En évaluant grossièrement, pour se faire une idée du chantier, si on rapporte à une demi-journée de travail la durée nécessaire pour effectuer les tâches préparatoires au contrôle simplifié d’un site, on peut estimer une charge de 700 jours. Et nous n’avons ni parlé des contrôles complets ni des évaluations d’applications mobiles, ni du travail de gestion, administration, suivi ou encore de publications des résultats auprès de la Commission européenne.

Le premier rapport devant être communiqué à la Commission le 23 décembre 2021, il reste un peu plus de deux ans à la France pour mettre en place son observatoire de l’accessibilité.

Une participation facilitée par StandICT

J’ai bénéficié d’une bourse StandICT pour participer au groupe communautaire ACT-Rules.

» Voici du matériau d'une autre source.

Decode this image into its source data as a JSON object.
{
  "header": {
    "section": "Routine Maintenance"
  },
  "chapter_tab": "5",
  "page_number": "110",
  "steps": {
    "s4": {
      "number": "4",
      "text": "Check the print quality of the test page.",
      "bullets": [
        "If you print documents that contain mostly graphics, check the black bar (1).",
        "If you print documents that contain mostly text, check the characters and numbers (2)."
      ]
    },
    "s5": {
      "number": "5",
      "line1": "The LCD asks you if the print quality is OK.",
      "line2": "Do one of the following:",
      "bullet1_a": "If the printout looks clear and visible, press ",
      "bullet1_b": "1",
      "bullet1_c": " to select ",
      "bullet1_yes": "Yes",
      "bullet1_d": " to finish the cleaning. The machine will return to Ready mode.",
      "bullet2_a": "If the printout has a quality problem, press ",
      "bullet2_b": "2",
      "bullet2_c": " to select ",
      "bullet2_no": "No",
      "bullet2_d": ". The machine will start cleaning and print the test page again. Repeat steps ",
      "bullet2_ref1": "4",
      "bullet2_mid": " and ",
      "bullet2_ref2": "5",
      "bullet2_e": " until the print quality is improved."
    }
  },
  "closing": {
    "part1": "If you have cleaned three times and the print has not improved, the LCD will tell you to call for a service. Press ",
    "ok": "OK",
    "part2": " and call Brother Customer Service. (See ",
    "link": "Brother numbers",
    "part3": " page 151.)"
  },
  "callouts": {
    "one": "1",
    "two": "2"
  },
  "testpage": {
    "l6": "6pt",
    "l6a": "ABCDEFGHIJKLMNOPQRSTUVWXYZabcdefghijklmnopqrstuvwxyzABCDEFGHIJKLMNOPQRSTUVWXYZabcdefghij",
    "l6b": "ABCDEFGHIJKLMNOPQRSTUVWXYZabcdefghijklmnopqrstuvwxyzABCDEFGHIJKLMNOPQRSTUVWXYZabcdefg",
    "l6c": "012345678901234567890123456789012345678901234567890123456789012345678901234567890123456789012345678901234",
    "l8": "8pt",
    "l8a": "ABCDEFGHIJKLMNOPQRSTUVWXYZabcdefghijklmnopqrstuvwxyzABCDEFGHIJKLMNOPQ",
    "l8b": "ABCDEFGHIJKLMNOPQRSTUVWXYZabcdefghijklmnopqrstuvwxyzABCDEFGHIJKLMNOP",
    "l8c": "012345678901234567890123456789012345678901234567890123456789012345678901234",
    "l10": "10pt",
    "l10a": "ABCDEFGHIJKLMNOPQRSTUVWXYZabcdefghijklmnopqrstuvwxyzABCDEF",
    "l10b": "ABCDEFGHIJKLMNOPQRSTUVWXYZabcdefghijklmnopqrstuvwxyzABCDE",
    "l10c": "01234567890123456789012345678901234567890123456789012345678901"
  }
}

StandICT supporte des experts européens pour encourager leur représentation dans les activités des organismes de standardisation internationaux comme celles du W3C.


Notes

[1La directive impose que les États membres l’aient transposée dans le droit local pour septembre 2018. Certains États ne l’ont pas encore fait. En France, la transposition est en cours.

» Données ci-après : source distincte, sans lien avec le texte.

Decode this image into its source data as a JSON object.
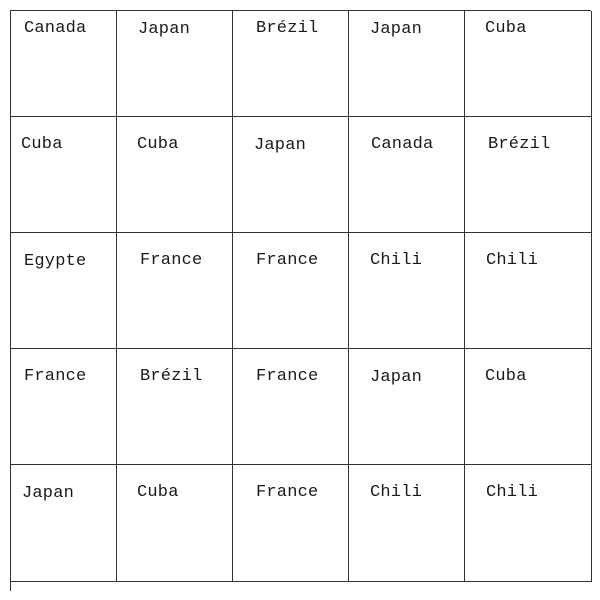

[2Les partenaires de ce projet sont ERCIM, W3C, Siteimprove, Accessibility Foundation, l’agence pour la gestion publique et l’administration en ligne (Norvège), l’agence pour la modernisation de l’administration du Portugal, l’Université de Lisbonne (Portugal) et Deque research.

[3Wilco Fiers illustre cette problématique dans son article « W3C is Coming to Your A11Y Tools » au travers de deux cas qu’il a rencontrés. Son premier exemple est celui d’un outil automatique qui dispose d’un script de reconnaissance de caractère. Pour valider la pertinence des images textes, il compare le texte reconnu avec l’alternative de l’image. Ce test postule que toutes les images textes doivent avoir une alternative d’image et que celle-ci doit être identique au texte alternatif. Cette interprétation n’est pas partagée par tous les outils ou toutes les méthodologies. Son second exemple parle des hiérarchies de titres. Certains outils ou certaines méthodologies requièrent une hiérarchie de titre sans saut de hiérarchie (et considèrent un tel saut comme une erreur au regard de la norme), alors que d’autres considèrent l’absence de saut dans les hiérarchies comme une simple bonne pratique, mais pas comme un requis pour la conformité.

[5Je vous renvoie vers notre article sur l’appel à commentaires de ces décisions, qui a eu lieu en 2018 : « Actes de la directive européenne : retour sur l’appel à commentaires ».